Kali ini ibuku yang bertanya kepadaku sambil mengelus kepala ku
"Ensiklopedia monster"
"Hm? Kenapa buku itu, bukankah ada lebih banyak buku menarik seperti novel atau buku bergambar?"
"Benar! Emangnya apa serunya buku membosankan itu"
Ayahku bertanya dengan heran melihat kelakuan anaknya yang berbeda dari anak seusianya
Aku dan ibuku memandang mereka dengan wajah datar
"Tidak ada yang menarik perhatian ku kecuali ini"
"Tepat sekali, Art pasti mewarisi seleraku"
Ibuku mengangguk dengan bangga menanggapi jawaban ku yang acuh tak acuh
"Tapi kan Art masih berusia lima tahun, tidakkah kau khawatir?"
"Oh lihat siapa yang berbicara, kau saja sering membaca buku bergambar bukan?"
Ibuku mengungkapkan satu fakta yang cukup mencengangkan tentang kebiasaan ayahku yang ternyata sering membaca buku bergambar
"A- Itu- Ah oh iya Leon bukankah ini sudah waktunya latihan sore? Ayo segera bersiap"
"Oh iya latihan!"
Aku tidak bisa berkata apa apa lagi saat melihat Leon yang berlari menaiki tangga ke kamarnya untuk mengganti baju ke baju latihan
'Pengalihan pembicaraan yang payah, ayah'
Aku hanya tersenyum kecil sebelum berjalan menuju ke taman dengan buku yang baru ku beli sebelumnya, meninggalkan ibuku yang menatap datar ke ayahku yang tengah melarikan diri atas nama latihan
...----------------...
Aku duduk di bawah pohon tempat aku biasa duduk. Sambil menatap matahari terbenam aku terus membaca buku ku dengan cermat
*Sret
Suara halaman demi halaman dibalikkan oleh tangan kecilku secara perlahan setelah membaca satu halaman
'Aku tidak menyangka ada monster seperti ini'
Dihalaman yang ku baca ada penjelasan tentang monster yang disebut dungeon mimic
Singkatnya itu adalah monster mimic super besar yang menyamar menjadi sebuah dungeon, monster ini juga diklasifikasikan sebagai monster tingkat SS
'Akan sangat sulit untuk membedakan monster ini karena menyerupai batuan dungeon'
"Ternyata kau di sini tuan muda"
Saat aku sedang asik memikirkan tentang monster, sebuah suara datang dari belakangku
Seorang kakek kakek sedang mengelus janggut putihnya yang tumbuh dengan lebat diwajahnya
"Ah Rust, sudah ku bilang untuk memanggil ku Art atau Arthur saja"

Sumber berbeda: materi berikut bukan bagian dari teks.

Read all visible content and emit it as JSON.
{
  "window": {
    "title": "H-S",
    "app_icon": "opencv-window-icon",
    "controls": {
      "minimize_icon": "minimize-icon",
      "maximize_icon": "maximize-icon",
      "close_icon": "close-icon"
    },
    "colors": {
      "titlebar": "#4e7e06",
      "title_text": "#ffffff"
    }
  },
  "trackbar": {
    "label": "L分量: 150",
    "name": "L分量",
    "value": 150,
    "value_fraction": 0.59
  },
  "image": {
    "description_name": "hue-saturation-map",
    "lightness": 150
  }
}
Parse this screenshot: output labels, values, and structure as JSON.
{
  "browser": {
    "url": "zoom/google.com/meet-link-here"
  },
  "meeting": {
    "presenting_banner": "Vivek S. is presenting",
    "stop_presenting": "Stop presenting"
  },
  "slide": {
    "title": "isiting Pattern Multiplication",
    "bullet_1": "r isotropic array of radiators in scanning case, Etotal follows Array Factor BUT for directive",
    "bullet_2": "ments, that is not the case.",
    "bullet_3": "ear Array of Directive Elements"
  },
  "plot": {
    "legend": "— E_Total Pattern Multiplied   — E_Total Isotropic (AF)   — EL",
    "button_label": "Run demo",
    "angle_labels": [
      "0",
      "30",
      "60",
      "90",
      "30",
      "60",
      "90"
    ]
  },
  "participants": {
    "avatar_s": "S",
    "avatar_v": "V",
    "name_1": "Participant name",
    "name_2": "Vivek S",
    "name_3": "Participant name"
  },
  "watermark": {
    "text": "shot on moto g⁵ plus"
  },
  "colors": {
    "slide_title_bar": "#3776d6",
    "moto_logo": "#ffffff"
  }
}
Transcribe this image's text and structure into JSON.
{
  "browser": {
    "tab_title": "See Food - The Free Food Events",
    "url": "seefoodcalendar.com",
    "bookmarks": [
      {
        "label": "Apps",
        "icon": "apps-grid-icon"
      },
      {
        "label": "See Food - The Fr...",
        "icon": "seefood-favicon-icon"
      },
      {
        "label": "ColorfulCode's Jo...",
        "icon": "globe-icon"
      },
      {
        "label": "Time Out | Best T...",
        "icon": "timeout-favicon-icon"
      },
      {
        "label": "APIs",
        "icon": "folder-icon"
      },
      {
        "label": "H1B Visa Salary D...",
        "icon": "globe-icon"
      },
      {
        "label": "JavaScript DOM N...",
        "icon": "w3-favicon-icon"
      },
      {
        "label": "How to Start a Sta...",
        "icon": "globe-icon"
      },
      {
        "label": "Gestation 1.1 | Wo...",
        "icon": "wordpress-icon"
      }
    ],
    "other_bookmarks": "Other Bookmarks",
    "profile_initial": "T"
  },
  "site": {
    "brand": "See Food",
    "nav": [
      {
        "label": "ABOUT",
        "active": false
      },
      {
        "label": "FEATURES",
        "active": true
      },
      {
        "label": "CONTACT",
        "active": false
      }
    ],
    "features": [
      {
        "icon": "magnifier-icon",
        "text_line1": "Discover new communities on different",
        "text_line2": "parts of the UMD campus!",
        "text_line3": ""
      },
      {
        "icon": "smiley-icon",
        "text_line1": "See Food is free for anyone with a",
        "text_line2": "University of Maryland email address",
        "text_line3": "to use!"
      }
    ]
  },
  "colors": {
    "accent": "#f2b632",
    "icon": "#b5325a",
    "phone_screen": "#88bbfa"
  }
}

"Hohoho aku hanya bercanda Arthur. Lalu buku apa yang kau baca?"
Pak tua Rust bertanya dengan penasaran saat melihat buku yang sedang ku pegang dikedua tanganku
"Buku ensiklopedia monster"
Aku menjawab dengan mata yang masih tertuju dengan buku ensiklopedia ku
"Hoo, bukankah itu Dungeon mimic, ahh nostalgia sekali"
Aku dengan cepat mengalihkan pandangan ku ke wajah Rust yang sekarang sedang memiliki ekspresi nostalgia diwajahnya
"Apakah kau pernah bertemu dengannya?"
Rust yang melihat perubahan sikapku tersenyum santai sambil mengelus kepalaku dengan lembut
"Pernah, itu dulu sekali. Saat itu aku masih sangat muda dan aku dikenal sebagai penyihir gila"

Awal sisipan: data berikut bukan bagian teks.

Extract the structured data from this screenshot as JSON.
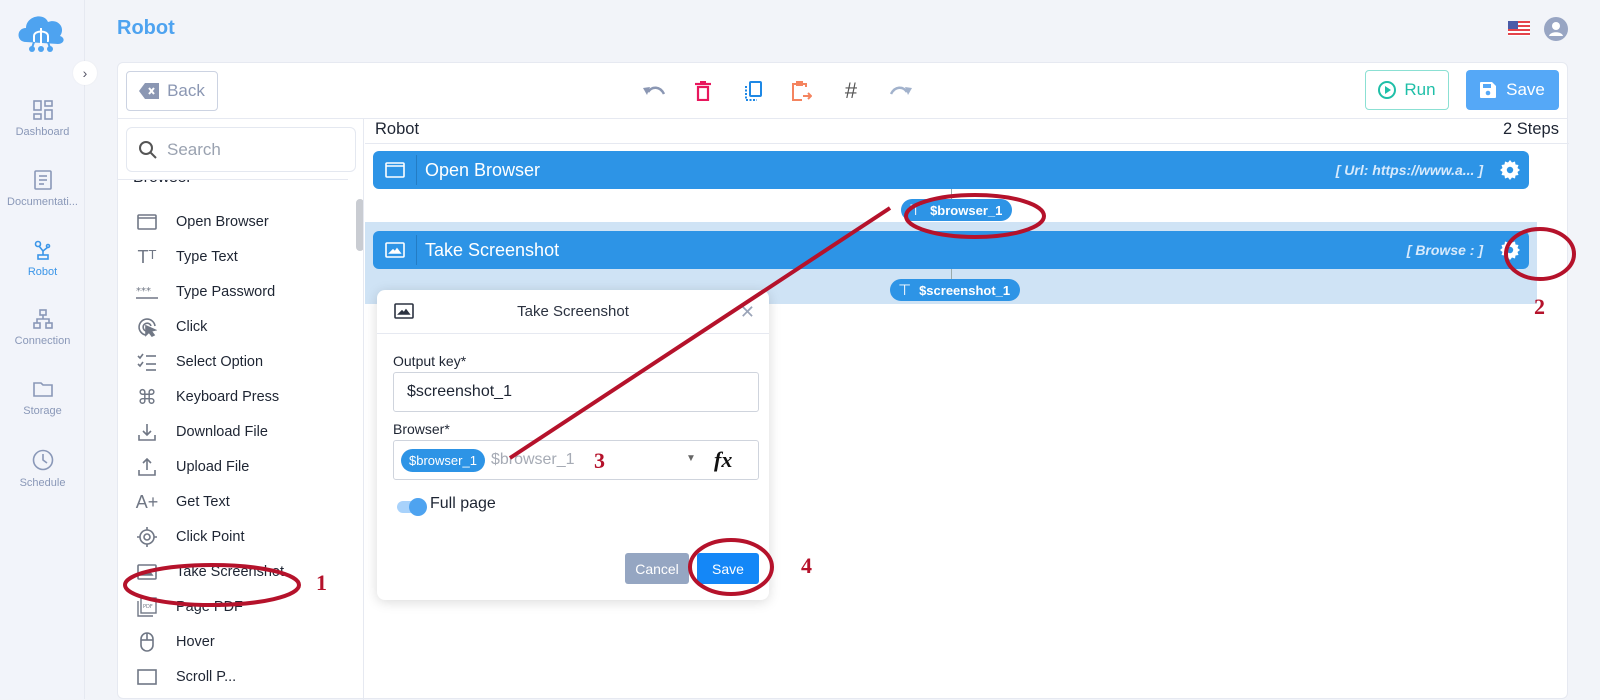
{
  "app": {
    "page_title": "Robot",
    "language_flag": "us-flag-icon",
    "user": "user-avatar-icon"
  },
  "sidebar": {
    "items": [
      {
        "label": "Dashboard",
        "icon": "dashboard-icon",
        "active": false
      },
      {
        "label": "Documentati...",
        "icon": "document-icon",
        "active": false
      },
      {
        "label": "Robot",
        "icon": "robot-icon",
        "active": true
      },
      {
        "label": "Connection",
        "icon": "connection-icon",
        "active": false
      },
      {
        "label": "Storage",
        "icon": "folder-icon",
        "active": false
      },
      {
        "label": "Schedule",
        "icon": "clock-icon",
        "active": false
      }
    ]
  },
  "toolbar": {
    "back_label": "Back",
    "run_label": "Run",
    "save_label": "Save",
    "tools": [
      "undo-icon",
      "delete-icon",
      "duplicate-icon",
      "paste-icon",
      "hash-icon",
      "redo-icon"
    ],
    "colors": {
      "delete": "#e8175d",
      "duplicate": "#1e88e5",
      "paste": "#f4845f",
      "run": "#1fbfa8",
      "save": "#55a8f7"
    }
  },
  "palette": {
    "search_placeholder": "Search",
    "group": "Browser",
    "items": [
      {
        "label": "Open Browser",
        "icon": "window-icon"
      },
      {
        "label": "Type Text",
        "icon": "text-size-icon"
      },
      {
        "label": "Type Password",
        "icon": "password-icon"
      },
      {
        "label": "Click",
        "icon": "click-icon"
      },
      {
        "label": "Select Option",
        "icon": "checklist-icon"
      },
      {
        "label": "Keyboard Press",
        "icon": "command-key-icon"
      },
      {
        "label": "Download File",
        "icon": "download-icon"
      },
      {
        "label": "Upload File",
        "icon": "upload-icon"
      },
      {
        "label": "Get Text",
        "icon": "text-plus-icon"
      },
      {
        "label": "Click Point",
        "icon": "target-icon"
      },
      {
        "label": "Take Screenshot",
        "icon": "image-icon"
      },
      {
        "label": "Page PDF",
        "icon": "pdf-icon"
      },
      {
        "label": "Hover",
        "icon": "mouse-icon"
      },
      {
        "label": "Scroll P...",
        "icon": "scroll-icon"
      }
    ]
  },
  "canvas": {
    "title": "Robot",
    "steps_count": "2 Steps",
    "steps": [
      {
        "name": "Open Browser",
        "param": "[ Url: https://www.a...  ]",
        "output": "$browser_1"
      },
      {
        "name": "Take Screenshot",
        "param": "[ Browse : ]",
        "output": "$screenshot_1"
      }
    ]
  },
  "modal": {
    "title": "Take Screenshot",
    "output_key_label": "Output key*",
    "output_key_value": "$screenshot_1",
    "browser_label": "Browser*",
    "browser_chip": "$browser_1",
    "browser_placeholder": "$browser_1",
    "fx_label": "fx",
    "full_page_label": "Full page",
    "full_page_on": true,
    "cancel_label": "Cancel",
    "save_label": "Save"
  },
  "annotations": {
    "numbers": [
      "1",
      "2",
      "3",
      "4"
    ],
    "color": "#b5122b"
  }
}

Rust kemudian duduk tepat disebelah ku dan menyenderkan tubuhnya di pohon
"Saat itu aku sedang dikejar kejar oleh anjing iblis, dan aku dan party ku bersembunyi di sebuah dungeon namun sayangnya itu adalah Dungeon mimic"
Aku terus memperhatikan wajah Rust yang terlihat tertekan saat dia masih bercerita
"Kami bersembunyi cukup lama namun saat kami hendak keluar tiba tiba mulut dungeon itu tertutup, kami yang tidak punya pilihan lain mau tak mau menyelam kedalam dungeon berharap bisa keluar... Namun harapan kami sia sia"

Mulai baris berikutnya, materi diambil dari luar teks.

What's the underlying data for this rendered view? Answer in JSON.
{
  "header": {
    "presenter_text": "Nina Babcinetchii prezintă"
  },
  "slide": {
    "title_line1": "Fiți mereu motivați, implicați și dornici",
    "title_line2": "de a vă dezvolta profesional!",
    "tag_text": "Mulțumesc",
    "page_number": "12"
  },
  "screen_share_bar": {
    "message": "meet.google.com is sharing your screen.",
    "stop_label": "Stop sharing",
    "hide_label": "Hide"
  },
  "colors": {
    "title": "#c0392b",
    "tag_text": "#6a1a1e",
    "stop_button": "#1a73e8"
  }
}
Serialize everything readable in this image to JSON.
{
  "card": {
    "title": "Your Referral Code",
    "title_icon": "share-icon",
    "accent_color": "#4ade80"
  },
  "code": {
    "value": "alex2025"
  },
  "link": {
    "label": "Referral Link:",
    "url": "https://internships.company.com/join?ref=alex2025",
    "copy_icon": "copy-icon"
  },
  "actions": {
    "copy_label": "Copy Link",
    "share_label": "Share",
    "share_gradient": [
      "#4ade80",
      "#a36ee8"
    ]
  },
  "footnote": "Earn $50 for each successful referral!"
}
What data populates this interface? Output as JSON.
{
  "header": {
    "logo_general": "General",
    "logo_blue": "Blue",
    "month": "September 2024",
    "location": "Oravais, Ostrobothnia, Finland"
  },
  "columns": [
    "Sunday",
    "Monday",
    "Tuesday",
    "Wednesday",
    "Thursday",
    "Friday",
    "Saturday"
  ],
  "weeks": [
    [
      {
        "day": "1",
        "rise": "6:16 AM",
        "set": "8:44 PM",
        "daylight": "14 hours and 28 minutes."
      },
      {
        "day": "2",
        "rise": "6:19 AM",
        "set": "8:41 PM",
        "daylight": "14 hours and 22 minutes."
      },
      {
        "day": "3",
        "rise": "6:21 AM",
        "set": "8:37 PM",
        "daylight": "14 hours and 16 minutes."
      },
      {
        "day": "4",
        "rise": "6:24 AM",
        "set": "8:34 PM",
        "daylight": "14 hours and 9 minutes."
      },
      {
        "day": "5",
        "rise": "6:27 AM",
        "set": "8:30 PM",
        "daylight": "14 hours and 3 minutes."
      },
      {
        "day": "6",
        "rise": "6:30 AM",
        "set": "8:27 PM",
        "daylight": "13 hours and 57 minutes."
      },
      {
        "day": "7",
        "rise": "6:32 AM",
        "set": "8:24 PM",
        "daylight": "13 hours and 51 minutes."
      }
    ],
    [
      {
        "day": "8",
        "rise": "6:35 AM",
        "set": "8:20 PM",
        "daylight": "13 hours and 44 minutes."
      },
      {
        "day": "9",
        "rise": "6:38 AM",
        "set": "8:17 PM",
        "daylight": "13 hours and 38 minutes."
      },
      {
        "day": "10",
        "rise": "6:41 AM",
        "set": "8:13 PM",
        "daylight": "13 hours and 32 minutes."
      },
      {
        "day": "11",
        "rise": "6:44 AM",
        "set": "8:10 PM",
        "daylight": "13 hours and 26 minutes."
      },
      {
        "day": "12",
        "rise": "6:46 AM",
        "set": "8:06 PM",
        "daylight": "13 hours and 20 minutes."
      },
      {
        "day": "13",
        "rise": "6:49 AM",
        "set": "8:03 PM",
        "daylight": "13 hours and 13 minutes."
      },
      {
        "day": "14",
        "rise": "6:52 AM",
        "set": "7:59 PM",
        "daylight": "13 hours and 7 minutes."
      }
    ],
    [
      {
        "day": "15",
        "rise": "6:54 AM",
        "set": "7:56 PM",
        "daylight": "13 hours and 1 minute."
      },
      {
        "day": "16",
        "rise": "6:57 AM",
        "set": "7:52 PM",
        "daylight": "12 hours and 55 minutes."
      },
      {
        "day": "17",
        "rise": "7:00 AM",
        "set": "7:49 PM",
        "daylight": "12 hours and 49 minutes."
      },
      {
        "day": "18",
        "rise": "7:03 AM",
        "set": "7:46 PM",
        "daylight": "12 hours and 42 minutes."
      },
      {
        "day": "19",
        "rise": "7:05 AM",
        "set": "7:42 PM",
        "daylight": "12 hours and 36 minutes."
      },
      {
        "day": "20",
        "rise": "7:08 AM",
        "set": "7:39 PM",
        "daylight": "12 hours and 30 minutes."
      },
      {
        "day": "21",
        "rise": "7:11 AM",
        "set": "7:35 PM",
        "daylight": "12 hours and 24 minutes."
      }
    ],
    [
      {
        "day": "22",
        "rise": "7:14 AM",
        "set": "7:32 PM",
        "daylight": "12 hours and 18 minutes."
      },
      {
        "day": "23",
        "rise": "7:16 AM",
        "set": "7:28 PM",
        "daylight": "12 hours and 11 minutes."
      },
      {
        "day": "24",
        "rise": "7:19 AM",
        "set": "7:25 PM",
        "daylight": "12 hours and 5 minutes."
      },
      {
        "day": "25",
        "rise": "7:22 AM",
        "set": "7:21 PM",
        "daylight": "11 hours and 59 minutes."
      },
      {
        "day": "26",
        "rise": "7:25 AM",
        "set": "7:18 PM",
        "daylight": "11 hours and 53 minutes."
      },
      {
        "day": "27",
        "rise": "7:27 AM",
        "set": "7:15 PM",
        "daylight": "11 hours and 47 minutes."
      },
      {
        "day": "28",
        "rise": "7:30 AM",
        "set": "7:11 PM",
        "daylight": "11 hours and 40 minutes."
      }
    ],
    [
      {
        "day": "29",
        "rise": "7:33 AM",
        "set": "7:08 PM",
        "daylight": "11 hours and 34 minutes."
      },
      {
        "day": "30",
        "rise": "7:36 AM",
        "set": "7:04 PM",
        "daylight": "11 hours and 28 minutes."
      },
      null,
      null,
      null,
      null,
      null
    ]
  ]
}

Tangan Rust mengepal dengan erat saat menceritakan bagian itu seolah dia masih menyimpan dendam
"Saat kami semakin kedalam area dinding tidak lagi berbentuk batu, melainkan daging yang terus menerus memuntahkan monster cacing"
"Kami terus menerus melawannya namun kami kalah jumlah dan seluruh party ku dibantai dengan sadis"
Ekspresi Rust terlihat sangat sedih, mungkin karena dia masih mengingat kejadian itu dengan jelas di kepalanya
"Itulah kejamnya Dungeon Mimic dia membuat mangsanya menderita secara perlahan sebelum membunuhnya"
"Lalu bagaimana kau bisa keluar?"
"Aku membolongi perutnya dengan sihir ku"
Aku melongo mendengar jawaban Rust, seharusnya Dungeon mimic itu sangat besar bahkan mungkin lebih besar dari sebuah desa yang berukuran sedang
"Sihir apa yang kau gunakan?"
'Apakah itu sihir api kelas atas, ataukah angin, apa mungkin air?'
"aku menggunakan sihir melodi"
Rust membantah semua prediksi ku dengan berkata bahwa dia menggunakan sihir melodi yang bahkan tidak termasuk ke enam elemen
"Sihir melodi?"
"Benar, itu adalah sihir atribut normal yang merupakan turunan dari sihir suara, aku membuat monster terhipnotis dengan alunan suaraku dan mulai menyerang induk mereka sendiri"
Aku hanya bisa melongo mendengar jawaban Rust yang tidak masuk akal
"Dungeon Mimic tidak tahu bagaimana kondisi di bagian dalam tubuhnya terus menerus memproduksi monster kecil yang pada akhirnya menjadi bawahan ku dan semakin mempercepat kematiannya sendiri"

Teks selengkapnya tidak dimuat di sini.